Although optimal treatment with cinacalcet and traditional therapies clearly improves the biochemical abnormalities of 2HPT in dialysis patients, it is still uncertain if such effects will translate into clinically meaningful outcomes. The clinical usefulness of cinacalcet in managing 2HPT in patients not on dialysis is likewise uncertain. In these patients the question is not efficacy: cinacalcet is quite effective in lowering plasma levels of PTH in predialysis patients, and it appears to be generally effective in lowering PTH and calcium in renal transplant patients with persistent HPT. Rather, the concern is safety, specifically the mild, but sustained increases in levels of serum phosphate and urinary calcium. As mentioned earlier, these are the expected outcomes of lowering plasma levels of PTH in patients with some degree of kidney function. Additionally, actions of cinacalcet on renal calcium receptors might augment the effect of lowered plasma PTH levels. Fortunately, the pharmacology of the calcium receptor and G protein-coupled receptors in general, allows signaling-specific, activating ligands. It is quite possible to imagine calcimimetic chemotypes that inhibit parathyroid cell proliferation yet have minimal effects on synthesis and/or secretion of PTH and totally lack actions at renal calcium receptors. Therefore, there is reason to suppose that calcimimetics might achieve therapeutic benefits in patients with preserved kidney function. Continued research with cinacalcet in the clinic and with novel calcimimetic chemotypes in animal models of 2HPT is warranted.
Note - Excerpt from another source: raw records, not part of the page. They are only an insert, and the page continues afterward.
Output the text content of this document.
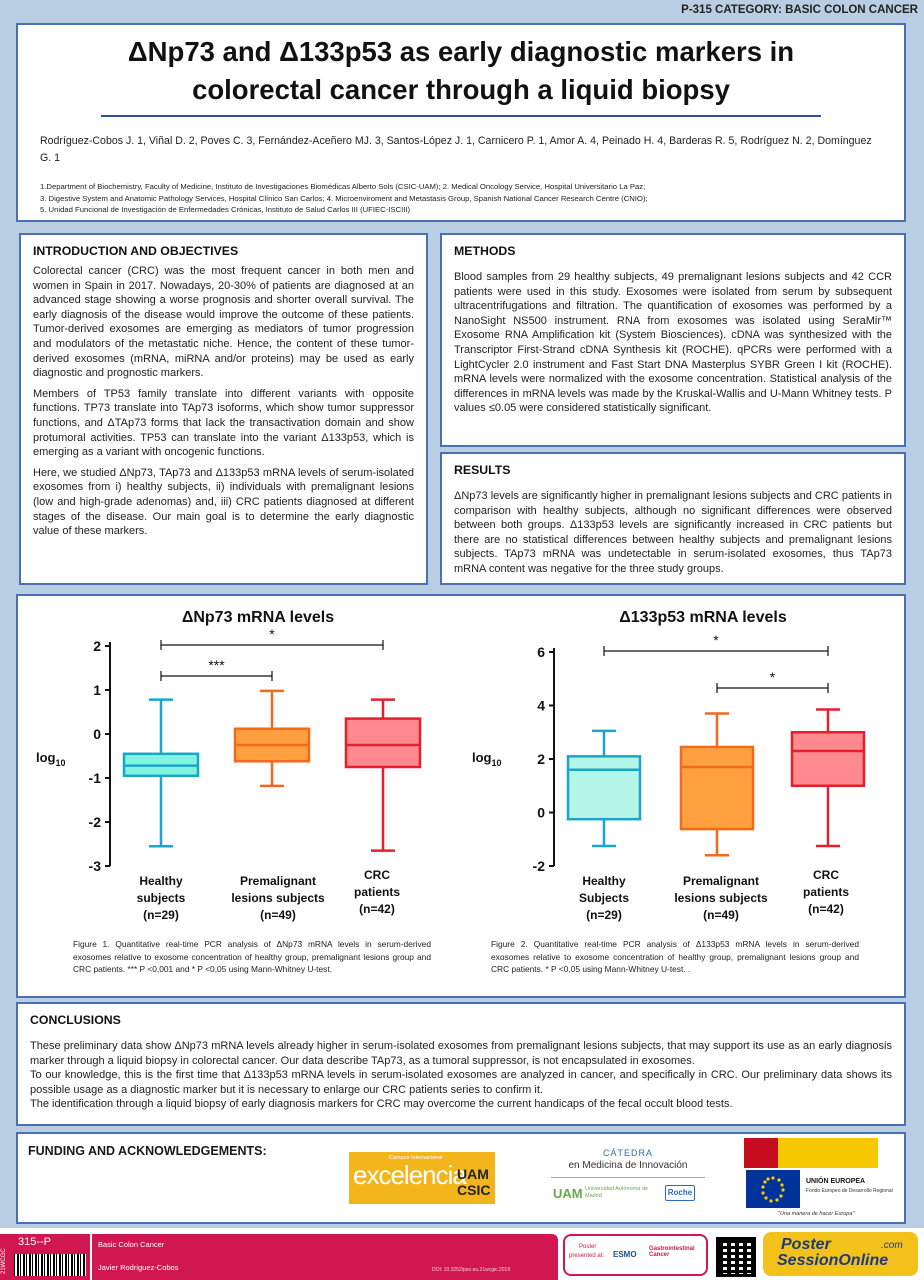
P-315 CATEGORY: BASIC COLON CANCER
ΔNp73 and Δ133p53 as early diagnostic markers in
colorectal cancer through a liquid biopsy
Rodríguez-Cobos J. 1, Viñal D. 2, Poves C. 3, Fernández-Aceñero MJ. 3, Santos-López J. 1, Carnicero P. 1, Amor A. 4, Peinado H. 4, Barderas R. 5, Rodríguez N. 2, Domínguez G. 1
1.Department of Biochemistry, Faculty of Medicine, Instituto de Investigaciones Biomédicas Alberto Sols (CSIC-UAM); 2. Medical Oncology Service, Hospital Universitario La Paz;
3. Digestive System and Anatomic Pathology Services, Hospital Clínico San Carlos; 4. Microenviroment and Metastasis Group, Spanish National Cancer Research Centre (CNIO);
5. Unidad Funcional de Investigación de Enfermedades Crónicas, Instituto de Salud Carlos III (UFIEC-ISCIII)
INTRODUCTION AND OBJECTIVES

Colorectal cancer (CRC) was the most frequent cancer in both men and women in Spain in 2017. Nowadays, 20-30% of patients are diagnosed at an advanced stage showing a worse prognosis and shorter overall survival. The early diagnosis of the disease would improve the outcome of these patients. Tumor-derived exosomes are emerging as mediators of tumor progression and modulators of the metastatic niche. Hence, the content of these tumor-derived exosomes (mRNA, miRNA and/or proteins) may be used as early diagnostic and prognostic markers.

Members of TP53 family translate into different variants with opposite functions. TP73 translate into TAp73 isoforms, which show tumor suppressor functions, and ΔTAp73 forms that lack the transactivation domain and show protumoral activities. TP53 can translate into the variant Δ133p53, which is emerging as a variant with oncogenic functions.

Here, we studied ΔNp73, TAp73 and Δ133p53 mRNA levels of serum-isolated exosomes from i) healthy subjects, ii) individuals with premalignant lesions (low and high-grade adenomas) and, iii) CRC patients diagnosed at different stages of the disease. Our main goal is to determine the early diagnostic value of these markers.

METHODS

Blood samples from 29 healthy subjects, 49 premalignant lesions subjects and 42 CCR patients were used in this study. Exosomes were isolated from serum by subsequent ultracentrifugations and filtration. The quantification of exosomes was performed by a NanoSight NS500 instrument. RNA from exosomes was isolated using SeraMir™ Exosome RNA Amplification kit (System Biosciences). cDNA was synthesized with the Transcriptor First-Strand cDNA Synthesis kit (ROCHE). qPCRs were performed with a LightCycler 2.0 instrument and Fast Start DNA Masterplus SYBR Green I kit (ROCHE). mRNA levels were normalized with the exosome concentration. Statistical analysis of the differences in mRNA levels was made by the Kruskal-Wallis and U-Mann Whitney tests. P values ≤0.05 were considered statistically significant.

RESULTS

ΔNp73 levels are significantly higher in premalignant lesions subjects and CRC patients in comparison with healthy subjects, although no significant differences were observed between both groups. Δ133p53 levels are significantly increased in CRC patients but there are no statistical differences between healthy subjects and premalignant lesions subjects. TAp73 mRNA was undetectable in serum-isolated exosomes, thus TAp73 mRNA content was negative for the three study groups.

ΔNp73 mRNA levels
$\log_{10}$
2
1
0
-1
-2
-3
Healthy
subjects
(n=29)
Premalignant
lesions subjects
(n=49)
CRC
patients
(n=42)
*
***
Δ133p53 mRNA levels
$\log_{10}$
6
4
2
0
-2
Healthy
Subjects
(n=29)
Premalignant
lesions subjects
(n=49)
CRC
patients
(n=42)
*
*
Figure 1. Quantitative real-time PCR analysis of ΔNp73 mRNA levels in serum-derived exosomes relative to exosome concentration of healthy group, premalignant lesions group and CRC patients. *** P <0,001 and * P <0,05 using Mann-Whitney U-test.
Figure 2. Quantitative real-time PCR analysis of Δ133p53 mRNA levels in serum-derived exosomes relative to exosome concentration of healthy group, premalignant lesions group and CRC patients. * P <0,05 using Mann-Whitney U-test. .
CONCLUSIONS

These preliminary data show ΔNp73 mRNA levels already higher in serum-isolated exosomes from premalignant lesions subjects, that may support its use as an early diagnosis marker through a liquid biopsy in colorectal cancer. Our data describe TAp73, as a tumoral suppressor, is not encapsulated in exosomes.

To our knowledge, this is the first time that Δ133p53 mRNA levels in serum-isolated exosomes are analyzed in cancer, and specifically in CRC. Our preliminary data shows its possible usage as a diagnostic marker but it is necessary to enlarge our CRC patients series to confirm it.

The identification through a liquid biopsy of early diagnosis markers for CRC may overcome the current handicaps of the fecal occult blood tests.

FUNDING AND ACKNOWLEDGEMENTS:	Campus Internacional
excelencia
UAM
CSIC
CÁTEDRA
en Medicina de Innovación
UAM Universidad Autónoma de Madrid	Roche
UNIÓN EUROPEA
Fondo Europeo de Desarrollo Regional
"Una manera de hacer Europa"
21WCGC
315--P	Basic Colon Cancer
Javier Rodriguez-Cobos	DOI: 10.3252/pso.eu.21wcgic.2019
Poster
presented at: ESMO
Gastrointestinal Cancer
Poster
SessionOnline
.com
Considerably more problematic is the use of calcilytics in low turnover forms of renal osteodystrophy. While the success of exogenously administered PTH peptides in treating osteoporosis provides a solid justification for studying calcilytics in the same indication, such vanguard data are not yet available for CKD patients with low turnover renal osteodystrophy. There are also a number of safety issues inherent in the use of a calcilytic compound that would not apply to exogenously administered PTH peptides. These include the possibility of triggering parathyroid cell proliferation and actions on calcium receptors in other tissues, particularly the skeleton and vascular smooth muscle. Nonetheless, both long and short-acting calcilytics are very effective in stimulating bone turnover and they could prove useful in treating ABD in patients with relative hypoparathyroidism.